Levadas de um lado para o outro. Diariamente dopadas, desmaiadas e mesmo assim, abusadas. Seus serviços eram oferecidos nos classificados de jornais locais e contratados inclusive, por homens em passagem pela cidade. Homens com a tatuagem da família no braço. Meninas do Espírito Santo, de Minas Gerais, de Custodópolis. E “clientes” que ignoravam o inferno vivido pelo grupo de crianças residindo em uma casa com portas e janelas trancadas com cadeados.
Programas pagos de todas as formas, até com material de construção ao agenciador que seguia aumentando domínio e patrimônio. Donos de lojas e supermercados também contratavam os programas. Entravam e saíam de hotéis sem nenhum registro na portaria (ao que parece, caso necessário, telefones para programas eram fornecidos nestes estabelecimentos).
Homens que guardavam em seus celulares cenas de sexo entre mulheres e crianças de dois anos. Programas pagos com lanches, despesas pessoais, ingressos. Fantasias... roupas de colegiais, fantasias... Como o caso iria adiante com agentes do Estado enviando listas que possibilitavam ameaça aos familiares que fizessem denúncias? Como haveria punição?
Investigações
Em 28 de agosto de 2013, a ex-vereadora Odisseia Carvalho (PT) compareceu à Câmara dos Deputados para depor na Comissão Parlamentar de Inquérito (CPI) destinada a apurar denúncias de turismo sexual e exploração sexual de crianças e adolescentes, presidida pela deputada Erica Kokay (PT).
A transcrição de 42 páginas apresentava o caso que ficaria conhecido nacionalmente como “Meninas de Guarus”. A sessão tratava de acusação “acerca de denúncias que atestam duplo homicídio, utilização de drogas e, ao mesmo tempo, cárcere privado, em função de uma rede de exploração sexual que existe – ou existia – nesse município”. Na sessão ainda estavam presentes os então deputados e deputadas, Keiko Ota (PSB), Antonia Lúcia (PSC), Jean Wyllys (Psol) e a relatora, deputada Liliam Sá (PROS).

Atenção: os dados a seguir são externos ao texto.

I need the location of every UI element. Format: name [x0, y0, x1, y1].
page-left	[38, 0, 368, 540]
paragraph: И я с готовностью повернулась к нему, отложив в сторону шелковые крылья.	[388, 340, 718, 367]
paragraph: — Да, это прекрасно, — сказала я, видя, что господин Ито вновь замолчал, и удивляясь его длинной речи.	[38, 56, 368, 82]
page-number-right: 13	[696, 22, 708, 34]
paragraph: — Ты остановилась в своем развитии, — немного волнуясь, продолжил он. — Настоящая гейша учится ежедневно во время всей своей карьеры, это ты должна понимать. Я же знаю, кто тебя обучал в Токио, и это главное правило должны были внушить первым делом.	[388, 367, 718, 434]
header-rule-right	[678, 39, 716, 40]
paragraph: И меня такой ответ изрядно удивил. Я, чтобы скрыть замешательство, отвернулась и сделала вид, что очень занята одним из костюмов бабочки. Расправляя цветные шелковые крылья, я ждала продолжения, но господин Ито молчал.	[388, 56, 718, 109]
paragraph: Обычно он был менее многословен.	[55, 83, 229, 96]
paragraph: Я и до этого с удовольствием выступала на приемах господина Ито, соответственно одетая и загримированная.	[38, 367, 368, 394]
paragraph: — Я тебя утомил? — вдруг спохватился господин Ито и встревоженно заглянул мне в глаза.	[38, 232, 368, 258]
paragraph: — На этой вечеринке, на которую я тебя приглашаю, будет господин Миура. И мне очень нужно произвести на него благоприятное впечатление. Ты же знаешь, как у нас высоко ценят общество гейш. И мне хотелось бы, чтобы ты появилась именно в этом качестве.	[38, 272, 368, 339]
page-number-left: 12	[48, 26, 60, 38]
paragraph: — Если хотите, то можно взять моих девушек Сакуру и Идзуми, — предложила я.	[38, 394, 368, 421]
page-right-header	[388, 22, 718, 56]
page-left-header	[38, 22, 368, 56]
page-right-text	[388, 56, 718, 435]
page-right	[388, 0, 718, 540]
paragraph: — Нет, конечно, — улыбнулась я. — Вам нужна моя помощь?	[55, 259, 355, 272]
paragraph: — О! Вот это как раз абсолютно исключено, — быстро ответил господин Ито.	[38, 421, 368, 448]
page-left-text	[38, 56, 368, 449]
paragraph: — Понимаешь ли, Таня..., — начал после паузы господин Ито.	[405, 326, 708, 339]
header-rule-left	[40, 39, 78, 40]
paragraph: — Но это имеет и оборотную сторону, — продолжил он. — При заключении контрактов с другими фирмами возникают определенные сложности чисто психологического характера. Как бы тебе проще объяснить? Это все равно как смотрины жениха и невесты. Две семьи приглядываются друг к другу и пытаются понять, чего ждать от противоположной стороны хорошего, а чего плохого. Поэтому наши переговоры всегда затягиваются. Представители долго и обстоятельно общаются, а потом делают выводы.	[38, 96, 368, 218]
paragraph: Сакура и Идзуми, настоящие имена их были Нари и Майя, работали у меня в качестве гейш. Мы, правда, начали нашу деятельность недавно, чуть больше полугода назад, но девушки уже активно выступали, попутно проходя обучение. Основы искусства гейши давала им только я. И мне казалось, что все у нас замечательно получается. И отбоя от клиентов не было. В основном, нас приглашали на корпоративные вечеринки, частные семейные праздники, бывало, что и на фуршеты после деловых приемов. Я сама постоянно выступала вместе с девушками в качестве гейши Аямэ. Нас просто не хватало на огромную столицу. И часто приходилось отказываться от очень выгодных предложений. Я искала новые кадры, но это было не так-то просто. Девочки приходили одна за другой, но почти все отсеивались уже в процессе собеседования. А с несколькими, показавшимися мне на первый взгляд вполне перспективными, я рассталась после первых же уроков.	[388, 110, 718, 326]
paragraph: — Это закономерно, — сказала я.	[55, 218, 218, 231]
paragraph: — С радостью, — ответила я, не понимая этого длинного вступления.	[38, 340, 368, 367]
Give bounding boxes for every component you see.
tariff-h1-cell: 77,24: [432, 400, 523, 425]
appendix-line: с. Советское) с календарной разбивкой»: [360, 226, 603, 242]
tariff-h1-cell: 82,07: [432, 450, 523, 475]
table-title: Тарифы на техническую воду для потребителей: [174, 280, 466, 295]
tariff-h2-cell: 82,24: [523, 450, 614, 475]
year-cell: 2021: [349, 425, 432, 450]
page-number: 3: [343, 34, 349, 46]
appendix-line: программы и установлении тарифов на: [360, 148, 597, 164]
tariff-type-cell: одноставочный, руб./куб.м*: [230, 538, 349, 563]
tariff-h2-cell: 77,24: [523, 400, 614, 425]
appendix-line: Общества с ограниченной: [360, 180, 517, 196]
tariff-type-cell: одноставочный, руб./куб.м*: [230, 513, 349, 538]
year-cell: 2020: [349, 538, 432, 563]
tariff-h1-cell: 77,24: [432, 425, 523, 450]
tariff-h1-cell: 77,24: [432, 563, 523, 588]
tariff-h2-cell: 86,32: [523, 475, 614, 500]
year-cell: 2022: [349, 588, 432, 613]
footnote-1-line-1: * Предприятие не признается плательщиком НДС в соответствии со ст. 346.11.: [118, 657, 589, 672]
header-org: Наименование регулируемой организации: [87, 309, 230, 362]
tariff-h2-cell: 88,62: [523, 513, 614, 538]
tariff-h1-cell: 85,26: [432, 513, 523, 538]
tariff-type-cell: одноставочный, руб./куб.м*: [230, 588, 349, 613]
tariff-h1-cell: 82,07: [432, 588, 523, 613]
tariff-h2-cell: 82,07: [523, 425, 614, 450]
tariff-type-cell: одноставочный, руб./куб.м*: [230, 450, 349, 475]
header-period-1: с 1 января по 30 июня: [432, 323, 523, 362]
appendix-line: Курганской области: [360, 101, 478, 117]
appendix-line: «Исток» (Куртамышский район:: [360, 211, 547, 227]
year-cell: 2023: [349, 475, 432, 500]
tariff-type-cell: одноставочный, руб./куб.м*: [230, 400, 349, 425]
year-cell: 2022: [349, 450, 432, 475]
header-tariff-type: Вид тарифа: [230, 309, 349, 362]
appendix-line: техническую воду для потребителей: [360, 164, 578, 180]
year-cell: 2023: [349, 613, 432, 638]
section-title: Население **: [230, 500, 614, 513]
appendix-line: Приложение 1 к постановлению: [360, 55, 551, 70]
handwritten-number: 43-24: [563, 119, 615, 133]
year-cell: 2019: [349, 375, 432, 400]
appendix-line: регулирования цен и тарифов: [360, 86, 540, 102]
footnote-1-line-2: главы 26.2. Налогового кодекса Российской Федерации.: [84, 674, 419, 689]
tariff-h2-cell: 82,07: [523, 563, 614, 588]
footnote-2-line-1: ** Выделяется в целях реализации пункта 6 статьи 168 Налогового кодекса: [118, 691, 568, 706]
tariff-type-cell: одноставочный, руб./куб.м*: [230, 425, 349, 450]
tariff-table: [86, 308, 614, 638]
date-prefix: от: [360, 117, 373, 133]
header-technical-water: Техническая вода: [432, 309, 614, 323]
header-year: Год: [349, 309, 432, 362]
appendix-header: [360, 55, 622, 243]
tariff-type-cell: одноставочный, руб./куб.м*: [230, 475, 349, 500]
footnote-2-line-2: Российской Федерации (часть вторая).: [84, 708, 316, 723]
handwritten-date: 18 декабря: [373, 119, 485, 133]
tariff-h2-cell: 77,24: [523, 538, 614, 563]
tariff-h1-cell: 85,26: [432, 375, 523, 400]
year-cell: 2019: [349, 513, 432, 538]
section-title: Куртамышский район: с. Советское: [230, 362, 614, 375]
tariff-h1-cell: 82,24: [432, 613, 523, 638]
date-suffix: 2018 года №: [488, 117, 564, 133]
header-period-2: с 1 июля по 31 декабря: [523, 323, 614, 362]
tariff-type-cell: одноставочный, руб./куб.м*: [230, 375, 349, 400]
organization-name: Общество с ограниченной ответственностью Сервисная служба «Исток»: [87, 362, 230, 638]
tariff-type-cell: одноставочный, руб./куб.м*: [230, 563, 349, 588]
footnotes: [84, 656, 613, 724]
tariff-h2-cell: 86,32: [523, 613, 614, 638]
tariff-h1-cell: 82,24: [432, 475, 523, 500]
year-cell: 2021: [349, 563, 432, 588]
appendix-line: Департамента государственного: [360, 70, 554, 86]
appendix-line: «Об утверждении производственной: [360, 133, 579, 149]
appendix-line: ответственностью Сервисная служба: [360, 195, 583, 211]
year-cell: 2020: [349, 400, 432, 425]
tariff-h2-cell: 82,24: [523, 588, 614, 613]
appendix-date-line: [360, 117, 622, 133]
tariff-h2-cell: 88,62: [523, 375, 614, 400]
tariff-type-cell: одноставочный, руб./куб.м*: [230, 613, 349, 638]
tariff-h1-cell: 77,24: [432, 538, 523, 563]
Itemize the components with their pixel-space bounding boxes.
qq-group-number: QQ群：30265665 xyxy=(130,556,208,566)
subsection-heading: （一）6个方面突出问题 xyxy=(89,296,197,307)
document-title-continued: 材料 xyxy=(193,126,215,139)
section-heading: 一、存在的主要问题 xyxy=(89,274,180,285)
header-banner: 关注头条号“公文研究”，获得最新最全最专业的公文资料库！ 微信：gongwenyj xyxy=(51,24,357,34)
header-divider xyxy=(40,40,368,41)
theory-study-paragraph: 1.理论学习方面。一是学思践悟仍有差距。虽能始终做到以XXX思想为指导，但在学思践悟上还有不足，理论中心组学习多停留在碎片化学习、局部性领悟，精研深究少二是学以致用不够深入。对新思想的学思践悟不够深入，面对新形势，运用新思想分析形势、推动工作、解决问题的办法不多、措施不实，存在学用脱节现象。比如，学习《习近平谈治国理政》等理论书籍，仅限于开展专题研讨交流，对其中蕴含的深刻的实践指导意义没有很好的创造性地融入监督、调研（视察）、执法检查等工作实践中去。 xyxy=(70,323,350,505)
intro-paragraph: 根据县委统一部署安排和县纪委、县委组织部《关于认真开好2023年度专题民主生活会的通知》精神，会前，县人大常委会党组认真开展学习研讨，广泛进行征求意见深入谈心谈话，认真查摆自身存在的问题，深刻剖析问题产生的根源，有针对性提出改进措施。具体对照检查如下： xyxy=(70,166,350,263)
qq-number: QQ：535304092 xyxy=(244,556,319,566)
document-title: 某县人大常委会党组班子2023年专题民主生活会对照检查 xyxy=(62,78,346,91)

Essa rede de pedofilia operava, por óbvio, com colaborações múltiplas para manutenção dessas meninas em situação de cárcere privado. Sequer era conhecido naquele momento o paradeiro das mesmas após uma denúncia feita ao Conselho Tutelar por uma declarante de paradeiro igualmente desconhecido. O medo da denúncia corresponde ao lugar social dos envolvidos. Policiais, políticos conhecidos, figuras públicas locais.
Importante informar que Guarus é uma região de Campos com alta densidade populacional, onde residem negros e negras, em condições sociais populares ou na linha da pobreza. Regiões com presença de conflitos urbanos constantes motivados principalmente pelas disputas do tráfico de drogas.
Ao mesmo tempo, grande parte da força de trabalho da cidade desloca-se diariamente desses bairros para os setores mais variados, do comércio às instituições de ensino, e trabalho doméstico. Embora o caso tenha ficado conhecido como "Meninas de Guarus", também estavam envolvidas meninas de outros estados, como o Espírito Santo.
A relatora, deputada Liliam Sá, apresentou em sessão a mesma dúvida que eu apresentaria alguns anos mais tarde naquele debate: “por que o sigilo e por que abafaram o caso dentro do município? É isso que nós queremos entender: se foi uma coisa notória, se o próprio Conselho Tutelar disse que há mais de 600 casos notificados de pedofilia no município de Campos dos Goytacazes”.
Existiria um acobertamento tácito do caso?
O fato é que esse acobertamento tinha base no estranho desaparecimento de registros fundamentais para investigação. E ainda em decorrência de depoimentos prestados à alguns policiais, existiriam atos de extorsão quando o nome de empresários locais começaram a aparecer. Em resumo, chantagem por um lado e ameaça de esquartejamento dos filhos, caso a quadrilha fosse denunciada, por outro. O medo é compreensível.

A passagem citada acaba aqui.